(b. ca. 1486, Castel Monaperto, d. 1551, Siena)

View of the ceiling vault

Palazzo Venturi, Siena

The Palazzo Venturi (later Palazzo Agostini then Palazzo Casini-Casuccini, now Palazzo Bindi Sergardi) is a palace in the Via dei Pellegrini, just a few steps from the Campo in Siena. Beccafumi painted here, on the ceiling in a room on the second floor, a fresco cycle with eight scenes of exemplary deeds of ancient heroes, ten medallions with scenes from ancient mythology and history, as well as twenty famous women of antiquity. The room now belongs to a private apartment.

The commission came from a member of the Venturi family. It is not clear whether Beccafumi was originally supposed to paint the walls, or at least the lunettes, in addition to the ceiling frescoes visible today.
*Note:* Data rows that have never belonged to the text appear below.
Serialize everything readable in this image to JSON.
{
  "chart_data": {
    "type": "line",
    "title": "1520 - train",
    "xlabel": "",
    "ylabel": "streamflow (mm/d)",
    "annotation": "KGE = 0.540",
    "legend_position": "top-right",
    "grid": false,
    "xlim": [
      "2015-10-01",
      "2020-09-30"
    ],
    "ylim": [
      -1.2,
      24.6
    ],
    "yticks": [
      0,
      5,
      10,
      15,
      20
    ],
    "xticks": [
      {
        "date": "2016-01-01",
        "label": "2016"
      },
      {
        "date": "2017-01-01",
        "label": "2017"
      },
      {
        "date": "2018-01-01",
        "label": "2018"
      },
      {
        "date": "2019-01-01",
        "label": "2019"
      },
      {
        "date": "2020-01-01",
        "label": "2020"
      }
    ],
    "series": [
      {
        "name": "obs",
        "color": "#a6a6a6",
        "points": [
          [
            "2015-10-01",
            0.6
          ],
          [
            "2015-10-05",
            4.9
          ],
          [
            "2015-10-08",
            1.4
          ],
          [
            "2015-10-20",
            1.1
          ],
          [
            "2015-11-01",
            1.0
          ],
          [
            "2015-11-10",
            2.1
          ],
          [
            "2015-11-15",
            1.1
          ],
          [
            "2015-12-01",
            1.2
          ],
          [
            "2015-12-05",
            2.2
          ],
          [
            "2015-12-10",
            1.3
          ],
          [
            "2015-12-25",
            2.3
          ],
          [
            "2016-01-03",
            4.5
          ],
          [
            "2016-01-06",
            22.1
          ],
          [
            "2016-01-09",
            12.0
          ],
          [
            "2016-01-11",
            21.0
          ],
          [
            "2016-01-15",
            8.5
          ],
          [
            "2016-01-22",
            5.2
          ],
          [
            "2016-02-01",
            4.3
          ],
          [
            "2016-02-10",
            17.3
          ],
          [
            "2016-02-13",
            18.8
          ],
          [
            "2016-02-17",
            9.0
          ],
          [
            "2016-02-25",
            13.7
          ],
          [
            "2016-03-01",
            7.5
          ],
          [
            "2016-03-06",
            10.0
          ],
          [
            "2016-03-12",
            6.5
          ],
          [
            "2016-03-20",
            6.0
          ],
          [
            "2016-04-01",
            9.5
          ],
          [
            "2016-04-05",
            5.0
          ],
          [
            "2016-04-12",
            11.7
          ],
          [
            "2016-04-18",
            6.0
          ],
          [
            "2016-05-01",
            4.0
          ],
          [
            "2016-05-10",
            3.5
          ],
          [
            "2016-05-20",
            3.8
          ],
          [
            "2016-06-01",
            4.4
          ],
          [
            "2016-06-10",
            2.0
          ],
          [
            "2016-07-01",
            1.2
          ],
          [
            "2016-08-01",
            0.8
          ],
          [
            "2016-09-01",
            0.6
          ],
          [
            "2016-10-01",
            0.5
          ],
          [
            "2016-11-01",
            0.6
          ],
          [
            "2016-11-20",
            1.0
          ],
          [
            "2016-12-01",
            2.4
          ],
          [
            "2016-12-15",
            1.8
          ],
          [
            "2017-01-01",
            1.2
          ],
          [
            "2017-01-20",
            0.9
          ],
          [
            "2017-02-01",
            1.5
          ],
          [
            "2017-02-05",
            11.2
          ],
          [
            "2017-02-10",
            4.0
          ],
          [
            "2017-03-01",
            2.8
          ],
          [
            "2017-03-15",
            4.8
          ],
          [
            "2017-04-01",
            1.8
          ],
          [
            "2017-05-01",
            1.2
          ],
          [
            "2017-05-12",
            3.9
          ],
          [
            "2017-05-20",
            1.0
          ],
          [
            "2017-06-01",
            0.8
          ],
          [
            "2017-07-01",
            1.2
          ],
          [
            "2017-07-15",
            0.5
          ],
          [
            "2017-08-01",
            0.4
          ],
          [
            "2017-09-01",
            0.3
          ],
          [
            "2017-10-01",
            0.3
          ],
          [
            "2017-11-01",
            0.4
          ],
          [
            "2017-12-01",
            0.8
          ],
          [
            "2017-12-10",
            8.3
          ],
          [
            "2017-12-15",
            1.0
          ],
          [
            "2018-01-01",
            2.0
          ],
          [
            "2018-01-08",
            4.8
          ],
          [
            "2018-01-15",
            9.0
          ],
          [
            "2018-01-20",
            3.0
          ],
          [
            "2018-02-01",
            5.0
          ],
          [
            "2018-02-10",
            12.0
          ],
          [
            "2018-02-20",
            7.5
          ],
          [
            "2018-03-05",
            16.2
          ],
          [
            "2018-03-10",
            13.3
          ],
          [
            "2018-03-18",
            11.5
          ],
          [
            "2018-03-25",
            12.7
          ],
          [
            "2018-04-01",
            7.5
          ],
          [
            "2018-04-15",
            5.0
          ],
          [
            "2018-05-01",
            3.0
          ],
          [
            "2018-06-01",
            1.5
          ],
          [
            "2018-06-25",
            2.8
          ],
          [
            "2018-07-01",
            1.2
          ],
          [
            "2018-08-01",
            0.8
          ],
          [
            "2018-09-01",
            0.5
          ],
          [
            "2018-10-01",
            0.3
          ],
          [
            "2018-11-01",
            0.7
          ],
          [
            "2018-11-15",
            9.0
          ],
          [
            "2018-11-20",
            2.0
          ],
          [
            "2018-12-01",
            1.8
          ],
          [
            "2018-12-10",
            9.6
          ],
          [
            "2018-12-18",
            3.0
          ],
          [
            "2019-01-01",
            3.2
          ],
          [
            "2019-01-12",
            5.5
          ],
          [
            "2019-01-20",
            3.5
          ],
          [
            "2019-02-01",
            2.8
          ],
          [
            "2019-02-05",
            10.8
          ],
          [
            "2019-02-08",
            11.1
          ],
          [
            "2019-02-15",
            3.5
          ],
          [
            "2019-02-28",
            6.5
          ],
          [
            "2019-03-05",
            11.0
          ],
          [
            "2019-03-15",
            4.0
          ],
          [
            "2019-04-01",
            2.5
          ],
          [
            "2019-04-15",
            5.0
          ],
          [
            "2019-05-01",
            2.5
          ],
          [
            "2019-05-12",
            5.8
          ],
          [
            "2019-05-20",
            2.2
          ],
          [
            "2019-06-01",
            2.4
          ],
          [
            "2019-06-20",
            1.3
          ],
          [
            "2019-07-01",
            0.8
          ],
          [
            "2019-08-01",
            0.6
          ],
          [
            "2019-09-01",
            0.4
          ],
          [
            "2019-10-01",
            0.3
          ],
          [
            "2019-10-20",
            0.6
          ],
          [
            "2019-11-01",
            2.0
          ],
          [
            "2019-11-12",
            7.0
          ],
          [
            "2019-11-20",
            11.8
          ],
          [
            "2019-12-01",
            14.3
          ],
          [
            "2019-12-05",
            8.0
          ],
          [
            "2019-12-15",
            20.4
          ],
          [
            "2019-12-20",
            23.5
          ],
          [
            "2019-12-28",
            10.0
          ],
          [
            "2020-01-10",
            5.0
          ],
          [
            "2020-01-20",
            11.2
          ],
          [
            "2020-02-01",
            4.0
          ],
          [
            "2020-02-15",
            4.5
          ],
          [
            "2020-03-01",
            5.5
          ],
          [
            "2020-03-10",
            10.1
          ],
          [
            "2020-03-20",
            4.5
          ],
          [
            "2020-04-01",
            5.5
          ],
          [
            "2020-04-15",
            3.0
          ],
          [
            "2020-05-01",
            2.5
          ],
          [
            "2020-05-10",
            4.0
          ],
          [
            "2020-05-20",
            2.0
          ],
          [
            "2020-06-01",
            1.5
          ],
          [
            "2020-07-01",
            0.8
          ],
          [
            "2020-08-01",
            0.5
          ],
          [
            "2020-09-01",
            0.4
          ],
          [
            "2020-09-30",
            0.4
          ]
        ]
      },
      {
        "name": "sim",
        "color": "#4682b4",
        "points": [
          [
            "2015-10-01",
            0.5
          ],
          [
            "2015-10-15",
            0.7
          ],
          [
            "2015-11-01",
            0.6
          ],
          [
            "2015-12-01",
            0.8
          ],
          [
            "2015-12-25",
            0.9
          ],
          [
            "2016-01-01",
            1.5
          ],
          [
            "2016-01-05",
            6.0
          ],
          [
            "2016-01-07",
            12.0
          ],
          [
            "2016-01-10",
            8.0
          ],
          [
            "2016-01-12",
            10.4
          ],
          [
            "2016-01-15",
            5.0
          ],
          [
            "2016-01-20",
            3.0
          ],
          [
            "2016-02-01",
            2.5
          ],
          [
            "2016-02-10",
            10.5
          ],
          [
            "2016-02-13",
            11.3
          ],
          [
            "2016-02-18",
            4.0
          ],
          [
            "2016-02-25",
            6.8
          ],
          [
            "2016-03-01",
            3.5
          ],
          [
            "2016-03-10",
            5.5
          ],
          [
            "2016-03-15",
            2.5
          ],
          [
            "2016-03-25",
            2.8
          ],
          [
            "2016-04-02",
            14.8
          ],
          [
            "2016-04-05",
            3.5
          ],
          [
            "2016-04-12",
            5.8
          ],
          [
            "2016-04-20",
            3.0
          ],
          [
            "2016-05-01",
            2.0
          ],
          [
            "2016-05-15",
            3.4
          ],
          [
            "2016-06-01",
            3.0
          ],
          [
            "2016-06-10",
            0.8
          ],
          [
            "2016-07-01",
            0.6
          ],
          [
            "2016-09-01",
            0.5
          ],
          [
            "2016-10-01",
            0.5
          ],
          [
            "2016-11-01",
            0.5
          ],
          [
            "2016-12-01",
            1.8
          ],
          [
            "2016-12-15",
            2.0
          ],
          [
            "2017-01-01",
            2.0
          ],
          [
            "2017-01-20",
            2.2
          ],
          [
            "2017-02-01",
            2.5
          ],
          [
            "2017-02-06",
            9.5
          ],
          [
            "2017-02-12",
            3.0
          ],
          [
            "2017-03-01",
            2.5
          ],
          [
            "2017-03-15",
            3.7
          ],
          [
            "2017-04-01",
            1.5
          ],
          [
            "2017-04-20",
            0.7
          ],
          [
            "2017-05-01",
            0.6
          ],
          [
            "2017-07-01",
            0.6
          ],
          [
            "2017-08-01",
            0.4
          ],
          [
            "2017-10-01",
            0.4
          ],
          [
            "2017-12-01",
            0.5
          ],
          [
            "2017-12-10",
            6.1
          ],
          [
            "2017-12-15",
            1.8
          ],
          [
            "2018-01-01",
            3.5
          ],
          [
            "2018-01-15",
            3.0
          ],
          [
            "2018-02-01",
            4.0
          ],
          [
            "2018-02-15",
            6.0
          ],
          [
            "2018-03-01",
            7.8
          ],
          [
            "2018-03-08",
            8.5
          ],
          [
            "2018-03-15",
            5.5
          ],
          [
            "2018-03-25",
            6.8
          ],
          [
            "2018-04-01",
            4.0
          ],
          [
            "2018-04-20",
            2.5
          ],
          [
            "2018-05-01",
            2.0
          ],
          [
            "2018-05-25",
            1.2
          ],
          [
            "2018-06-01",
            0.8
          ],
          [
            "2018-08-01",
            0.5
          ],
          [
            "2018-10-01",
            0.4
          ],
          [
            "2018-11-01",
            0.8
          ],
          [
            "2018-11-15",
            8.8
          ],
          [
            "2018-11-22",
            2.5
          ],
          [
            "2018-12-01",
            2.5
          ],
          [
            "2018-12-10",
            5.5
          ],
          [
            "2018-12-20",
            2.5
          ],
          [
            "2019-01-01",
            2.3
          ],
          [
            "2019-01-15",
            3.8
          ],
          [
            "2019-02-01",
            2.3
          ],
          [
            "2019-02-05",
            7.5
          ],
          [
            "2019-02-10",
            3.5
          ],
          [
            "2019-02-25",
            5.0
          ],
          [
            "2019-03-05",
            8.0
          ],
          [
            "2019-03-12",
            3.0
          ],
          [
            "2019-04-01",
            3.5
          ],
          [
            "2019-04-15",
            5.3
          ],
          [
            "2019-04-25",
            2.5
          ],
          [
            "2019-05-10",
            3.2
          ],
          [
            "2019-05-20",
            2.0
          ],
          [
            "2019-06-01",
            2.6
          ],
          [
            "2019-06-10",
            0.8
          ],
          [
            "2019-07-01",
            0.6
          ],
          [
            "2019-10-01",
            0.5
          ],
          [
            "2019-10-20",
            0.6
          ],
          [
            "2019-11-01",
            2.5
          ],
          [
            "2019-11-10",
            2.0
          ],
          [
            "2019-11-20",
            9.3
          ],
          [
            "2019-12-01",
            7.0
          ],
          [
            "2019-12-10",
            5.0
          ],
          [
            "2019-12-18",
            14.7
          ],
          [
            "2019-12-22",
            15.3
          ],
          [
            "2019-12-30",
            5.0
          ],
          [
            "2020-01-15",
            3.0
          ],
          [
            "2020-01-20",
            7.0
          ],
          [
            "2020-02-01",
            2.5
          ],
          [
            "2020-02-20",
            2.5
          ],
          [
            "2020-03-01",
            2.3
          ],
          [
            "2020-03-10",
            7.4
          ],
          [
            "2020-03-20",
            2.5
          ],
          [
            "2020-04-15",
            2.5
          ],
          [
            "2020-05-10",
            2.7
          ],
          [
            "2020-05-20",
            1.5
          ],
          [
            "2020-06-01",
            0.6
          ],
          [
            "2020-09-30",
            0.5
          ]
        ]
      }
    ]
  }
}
Vasari, who was the first to describe and praise the frescoes in his Vite (1550), named Marcello Agostini as the owner of the palace.

The form of the ceiling vault, with three spandrels on the long walls and two on the short ones, suggested an articulation based on a type familiar to Beccafumi from Rome, where he had studied the frescoes in the Villa Farnesina.

Besides the two central paintings there are three cycles with different themes, each of which is meant to be observed separately: ancient history in the six octagons that surround the central paintings, ten mythological depictions in the oculi, and twenty women in the lower corners of the spandrels, several of whom immediately recognizable as famous heroines of antiquity.